Een lier is een werktuig om zweefvliegtuigen en parapentes in de lucht te brengen. De lier bestaat uit een krachtige motor die is gekoppeld aan een trommelmechanisme. Op de trommel wordt een ca. 1200 meter lange kabel (van staal of kunststof) opgerold. Bij de lierstartmethode wordt de kabel eerst uitgetrokken en daarna met een speciale koppeling aan een zweefvliegtuig of parapenter bevestigd. Hierna wordt de kabel op een signaal van de vlieger met ca. 100 km/h ingetrokken. De piloot van het zweefvliegtuig of parapente stuurt tijdens de lierstart het zweefvliegtuig of de parapente omhoog tot een hoogte van ca. 450 meter. Daarna koppelt de piloot de kabel los en vervolgt de zweefvlucht. De lierstartmethode wordt in Nederland algemeen gebruikt bij vrijwel alle zweefvliegclubs en parapenteclubs.
Er zijn bij het zweefvliegen drie systemen aanwezig om te voorkomen dat een zweefvliegtuig aan de lierkabel vast blijft zitten, met alle noodlottige gevolgen tot gevolg:
- Het ontkoppelmechaniek van het zweefvliegtuig is zo ontworpen dat de kabel gekoppeld blijft tot een bepaalde hoek. Als deze hoek wordt overschreden, zal het ontkoppelmechanisme de haak automatisch lossen.

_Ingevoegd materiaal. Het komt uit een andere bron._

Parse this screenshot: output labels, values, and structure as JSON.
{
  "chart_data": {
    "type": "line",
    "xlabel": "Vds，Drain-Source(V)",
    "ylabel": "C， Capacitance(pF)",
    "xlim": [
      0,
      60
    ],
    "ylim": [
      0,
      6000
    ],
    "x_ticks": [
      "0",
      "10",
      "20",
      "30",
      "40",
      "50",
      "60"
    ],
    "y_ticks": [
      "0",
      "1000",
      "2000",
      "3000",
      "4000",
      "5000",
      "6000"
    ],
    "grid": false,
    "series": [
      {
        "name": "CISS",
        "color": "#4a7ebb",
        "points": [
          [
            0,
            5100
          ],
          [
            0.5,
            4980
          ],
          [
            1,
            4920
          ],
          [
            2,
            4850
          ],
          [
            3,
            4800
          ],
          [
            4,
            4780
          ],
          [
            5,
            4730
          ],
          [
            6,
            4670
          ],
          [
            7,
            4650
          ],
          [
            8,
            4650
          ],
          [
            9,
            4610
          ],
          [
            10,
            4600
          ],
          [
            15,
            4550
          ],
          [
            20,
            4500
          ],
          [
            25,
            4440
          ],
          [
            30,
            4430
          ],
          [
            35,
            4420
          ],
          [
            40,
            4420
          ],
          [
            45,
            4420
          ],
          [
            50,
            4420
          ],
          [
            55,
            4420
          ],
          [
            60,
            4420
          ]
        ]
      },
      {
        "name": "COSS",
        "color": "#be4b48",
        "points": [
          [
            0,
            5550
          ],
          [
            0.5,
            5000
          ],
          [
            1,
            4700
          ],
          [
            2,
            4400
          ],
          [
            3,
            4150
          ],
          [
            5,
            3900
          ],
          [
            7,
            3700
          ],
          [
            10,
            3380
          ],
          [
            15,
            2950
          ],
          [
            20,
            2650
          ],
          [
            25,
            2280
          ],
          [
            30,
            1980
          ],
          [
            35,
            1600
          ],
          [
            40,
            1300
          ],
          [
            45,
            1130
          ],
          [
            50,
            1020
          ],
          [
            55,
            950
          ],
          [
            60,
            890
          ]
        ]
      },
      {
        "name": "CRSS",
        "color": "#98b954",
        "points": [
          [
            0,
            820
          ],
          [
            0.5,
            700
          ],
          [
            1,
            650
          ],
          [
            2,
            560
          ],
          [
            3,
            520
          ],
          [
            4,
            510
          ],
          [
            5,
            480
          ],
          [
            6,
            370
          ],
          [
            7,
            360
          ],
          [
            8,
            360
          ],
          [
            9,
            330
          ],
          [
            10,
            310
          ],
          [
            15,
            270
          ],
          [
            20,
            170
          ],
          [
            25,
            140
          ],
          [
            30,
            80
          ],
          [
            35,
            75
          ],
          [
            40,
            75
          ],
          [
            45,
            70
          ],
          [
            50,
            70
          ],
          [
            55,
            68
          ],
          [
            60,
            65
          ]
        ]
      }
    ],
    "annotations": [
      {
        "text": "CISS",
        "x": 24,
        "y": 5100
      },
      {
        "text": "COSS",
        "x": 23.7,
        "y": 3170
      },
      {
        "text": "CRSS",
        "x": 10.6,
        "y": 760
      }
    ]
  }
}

- Als de piloot niet ontkoppelt en mocht de haak (ondanks het overschrijden van de maximale hoek) niet automatisch ontkoppeld worden, dan komt de lierkabel onder een dermate hoge spanning te staan, dat het breukstukje in de lierkabel de grens overschrijdt en de kabel als nog losbreekt van het zweefvliegtuig. Er zijn meerdere kleuren breukstukjes, elke kleur heeft zijn eigen breuksterkte. Elk type zweefvliegtuig heeft een eigen kleur nodig, afhankelijk van het trekgewicht.
- Als ook het breukstukje weigert, dan zal de lierbediener de kabel doorknippen. Dit gebeurt middels een kabelmes en dient als allerlaatste redmiddel, aangezien de kabel nog aan het zweefvliegtuig vast zit.